Ahmadinejad is a political rival to Ali Fazel, who has strong ties with Muslim clerics. The religious establishment has been upset by Ahmadinejad's actions in recent months. At Hugo Chavez's funeral, Ahmadinejad hugged Chavez's widow, which violates religious sanctions against physical contact between men and women who are unrelated or unmarried. He has also taken to referring to Iran as a nation rather than ummah, meaning community of believers, which is the term promoted by the clerics.

In recent months, Ahmadinejad has placed less emphasis on inserting Islam into the daily lives of Iranians. He has even used the phrase "long live spring" in speeches, a thinly veiled reference to the Arab Spring.

Ahmadinejad is trying to ensure that his pick for the next president, Esfandiar Rahim Mashaei, wins the election. Mashaei is father-in-law to Ahmadinejad's son, and has been a spiritual mentor to the president.
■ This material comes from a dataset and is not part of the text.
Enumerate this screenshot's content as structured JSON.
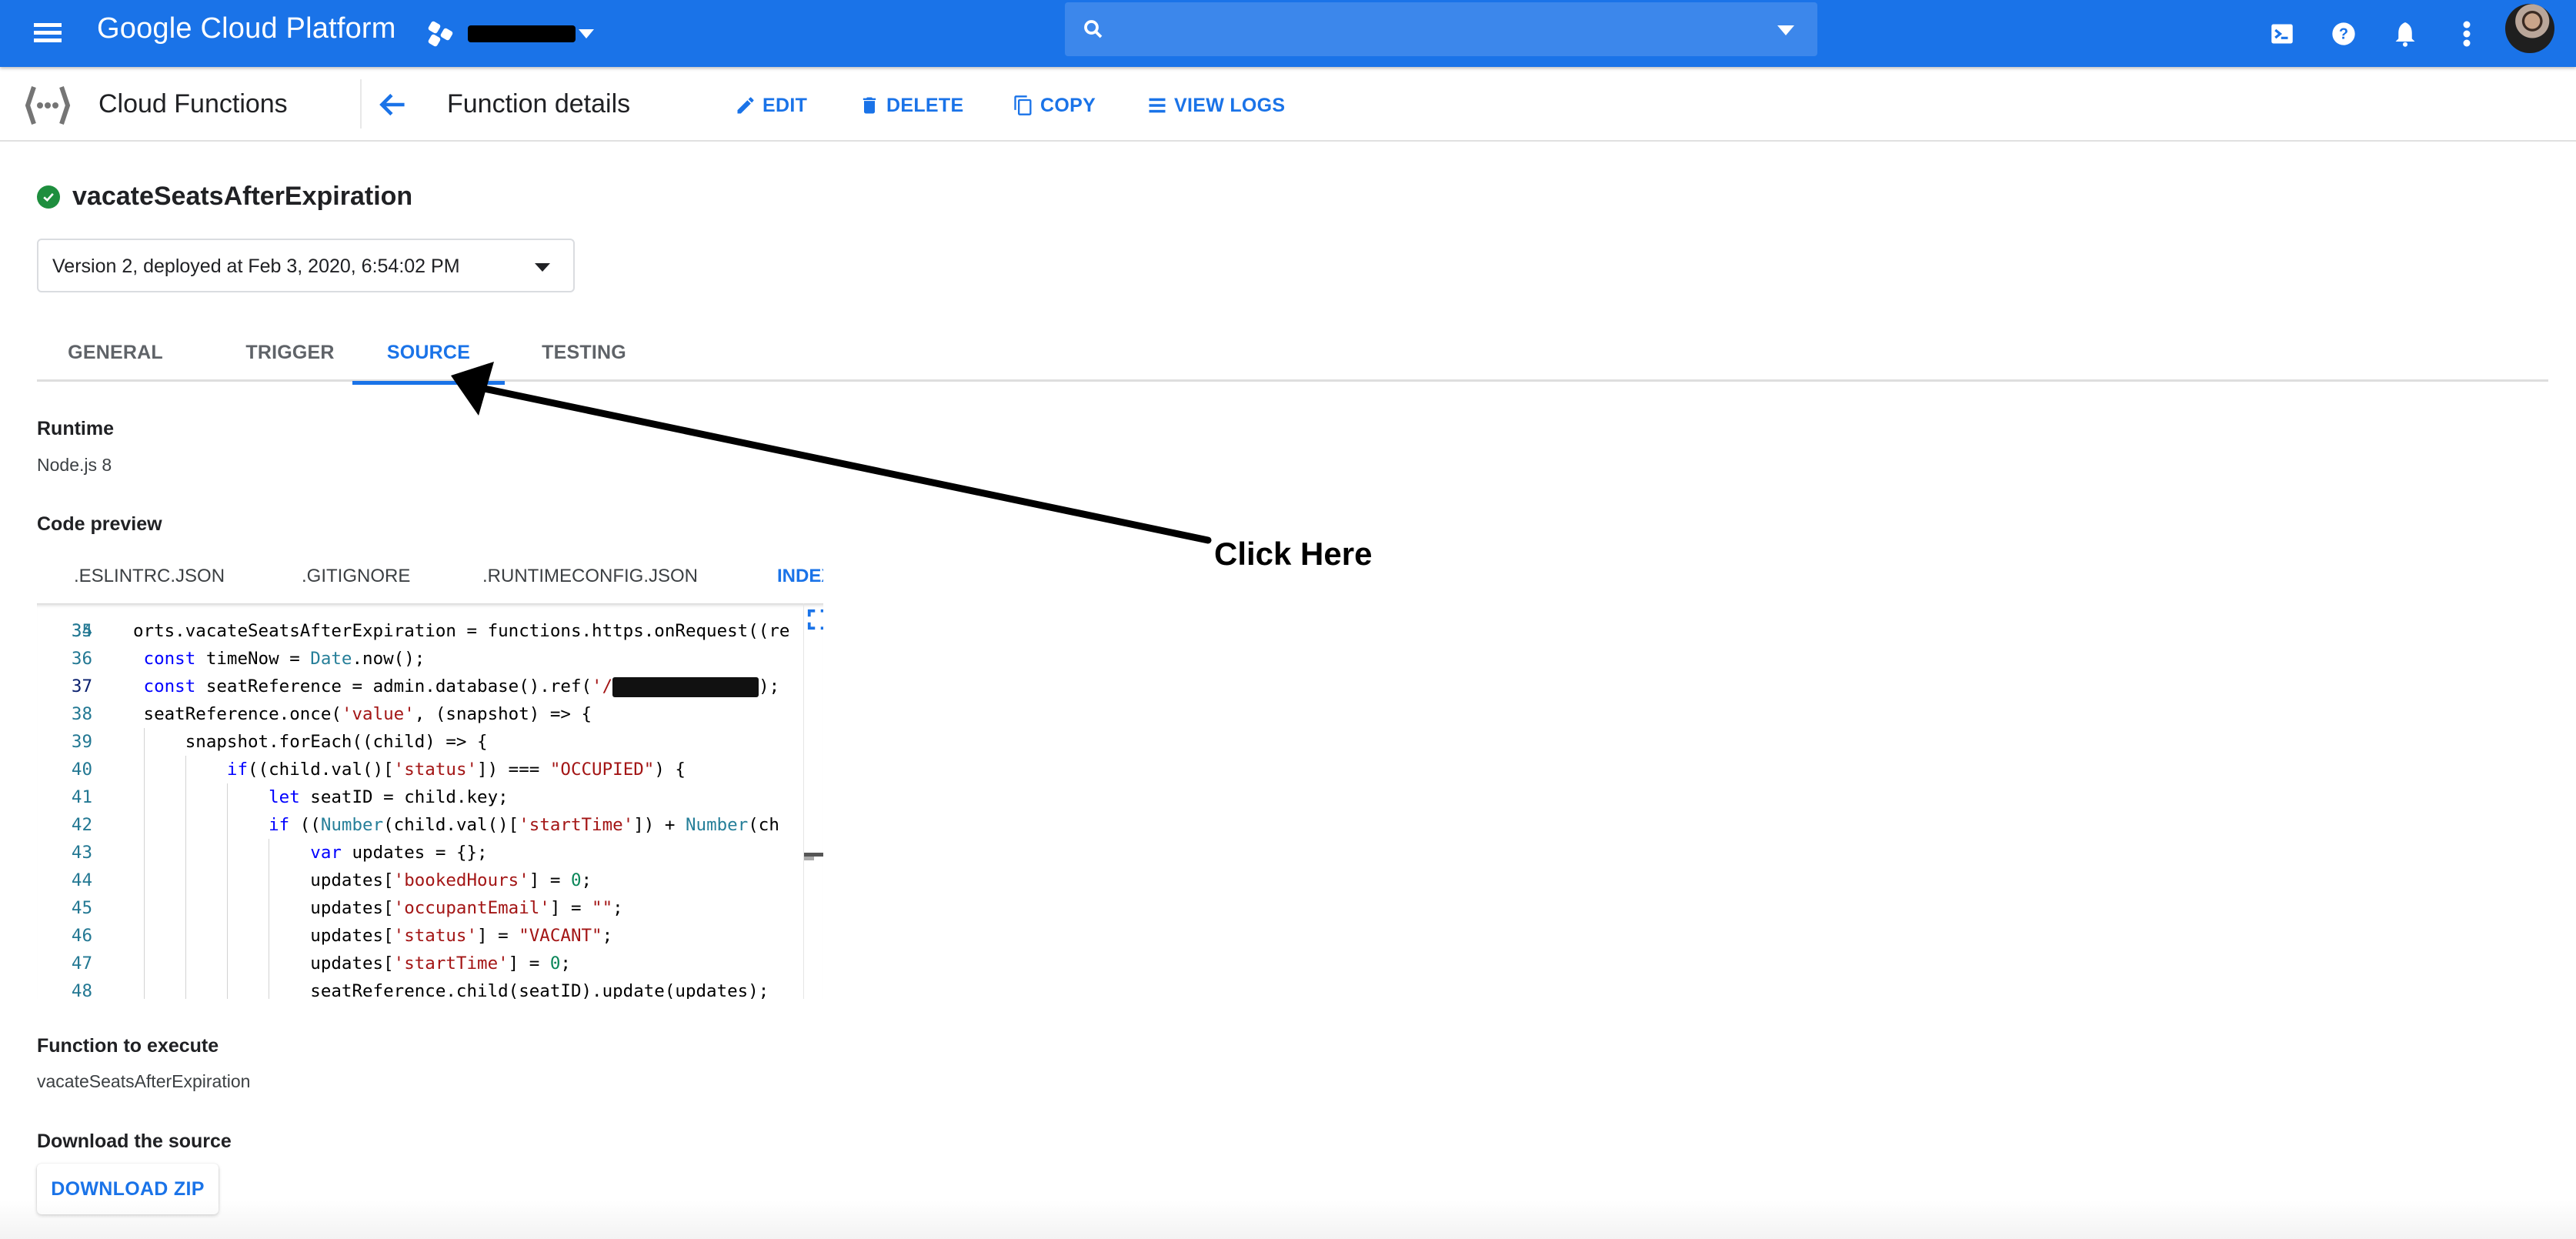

The traditionalists hoping to gain more power are opposed to his candidacy. Mashaei believes the nation of Iran is more important than Islam, which angers the hard-line religious faction.
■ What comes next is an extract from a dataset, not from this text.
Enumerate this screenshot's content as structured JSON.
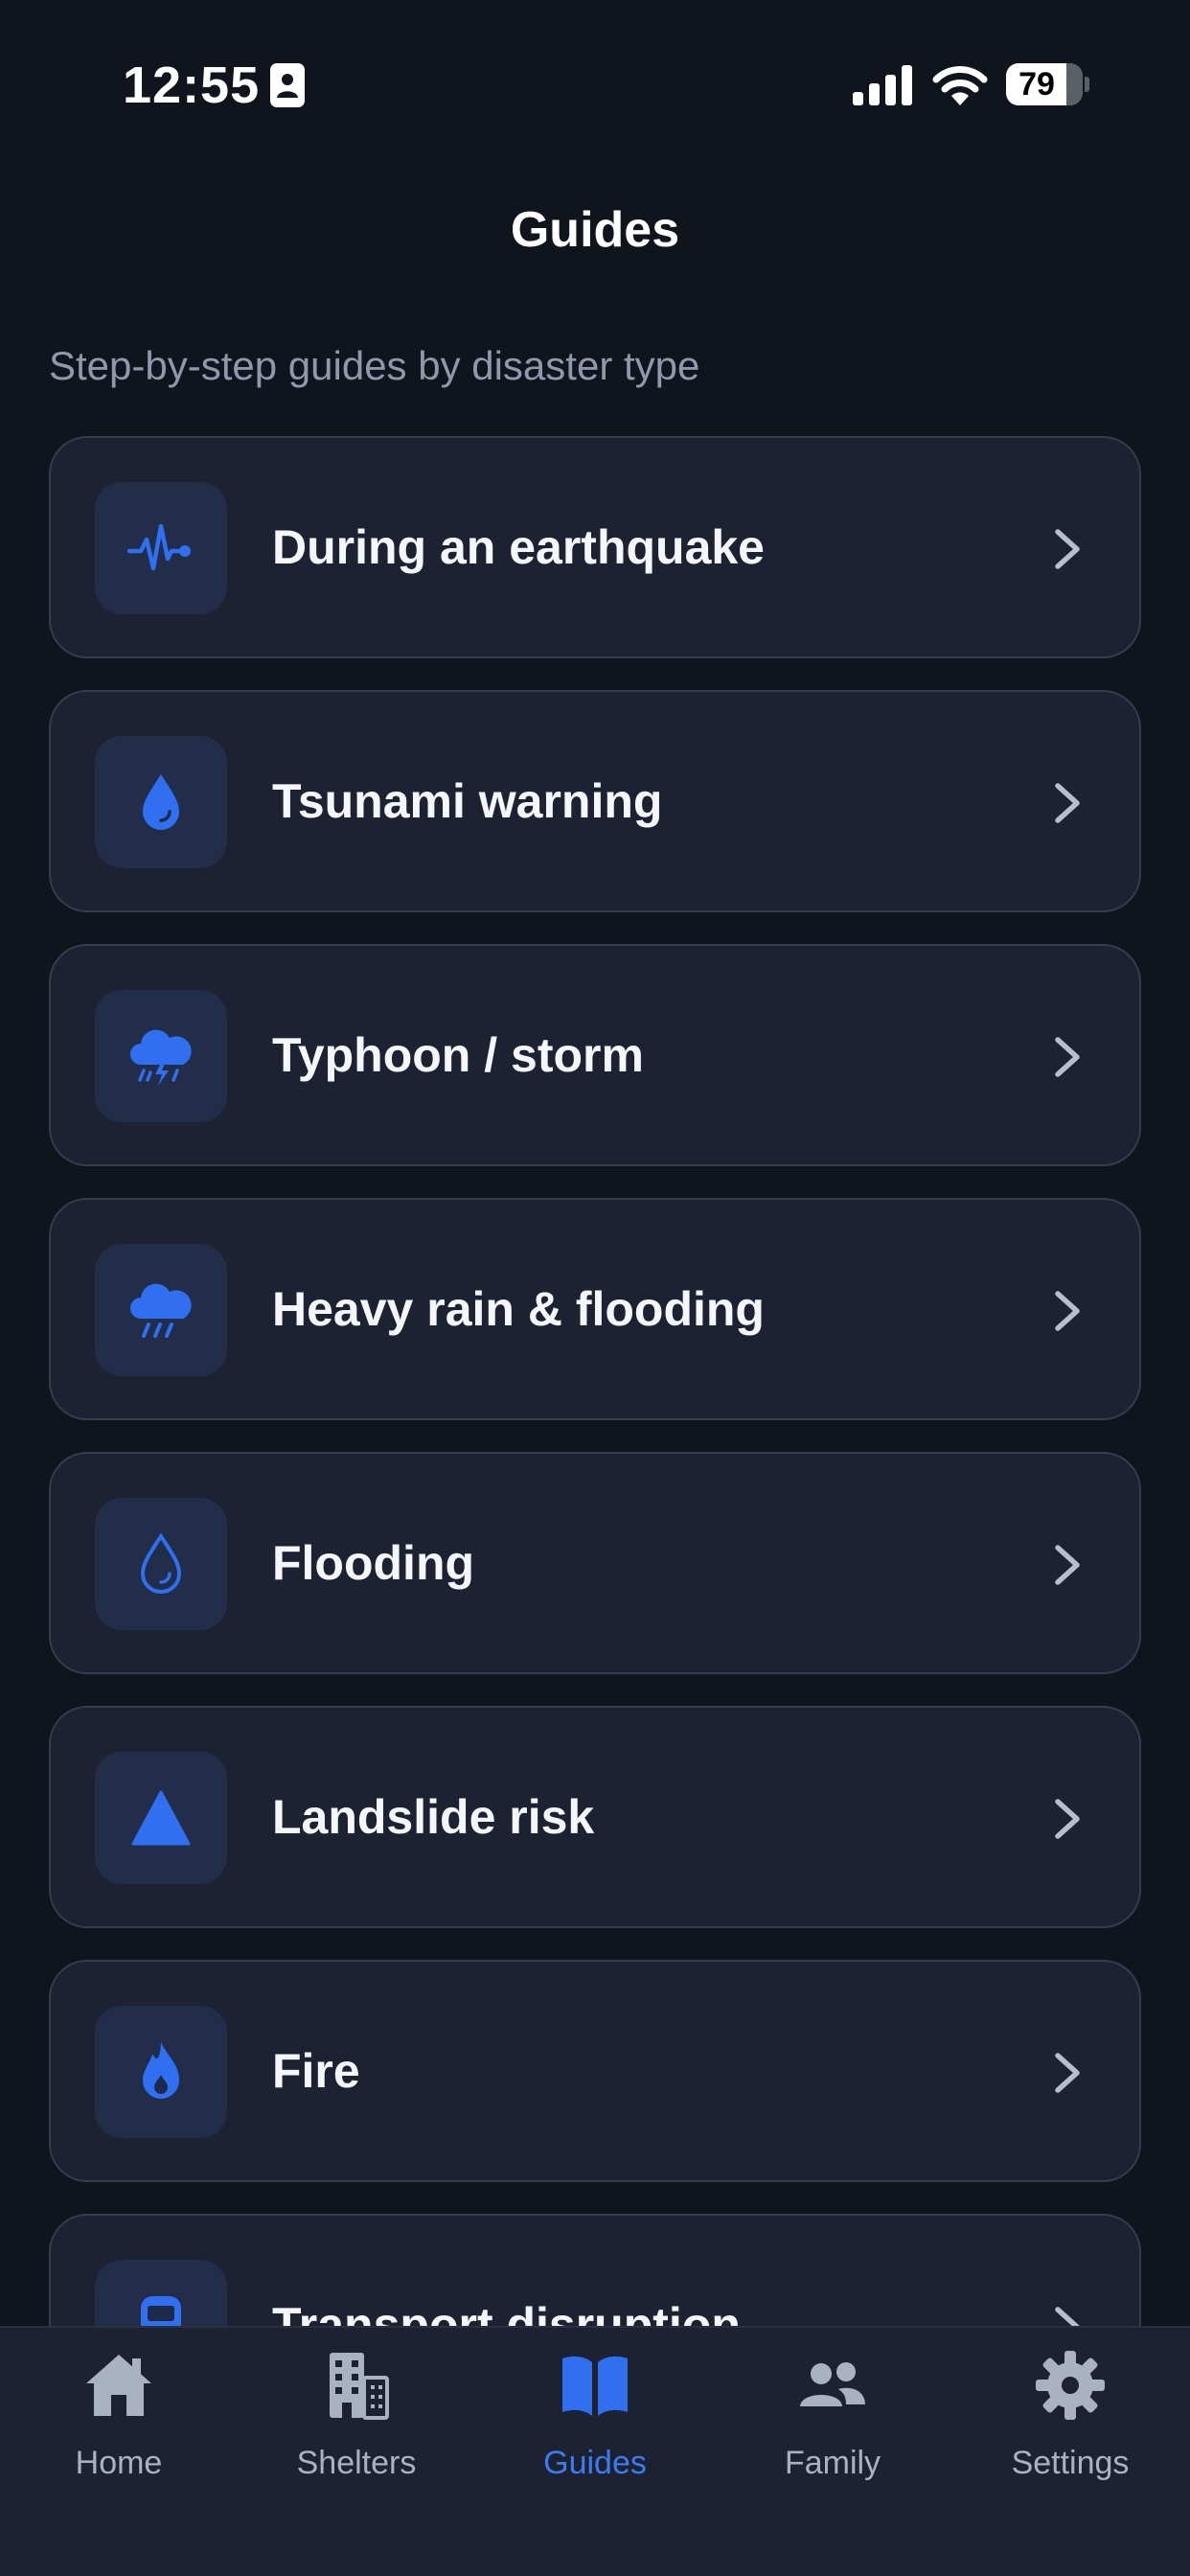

Leading religious figures have called Mashaei a Freemason, a foreign spy, and have claimed he wants to oust the clerics that have ruled Iran since the Islamic Revolution. They call him a heretic for promoting a direct relationship with God over one mediated through clerics. There are rumblings of unrest around the election, this time coming from the establishment, rather than the youths who rose up in 2009.

What happens next will largely be determined by the religious establishment. The Guardian Council must vet candidates for public office, but even if they deny Mashaei's right to run for office, Ayatollah Khamenei can issue a decree allowing him to run. Khamenei has remained deliberately removed from the political squabbling, keeping his allegiances murky.

Still, Ahmadinejad is only getting closer to the election, and he may surprise the people with ever more forceful and open denunciations of the political and religious establishment. It's the rare case where a surprise from Ahmadinejad is a win for the U.S.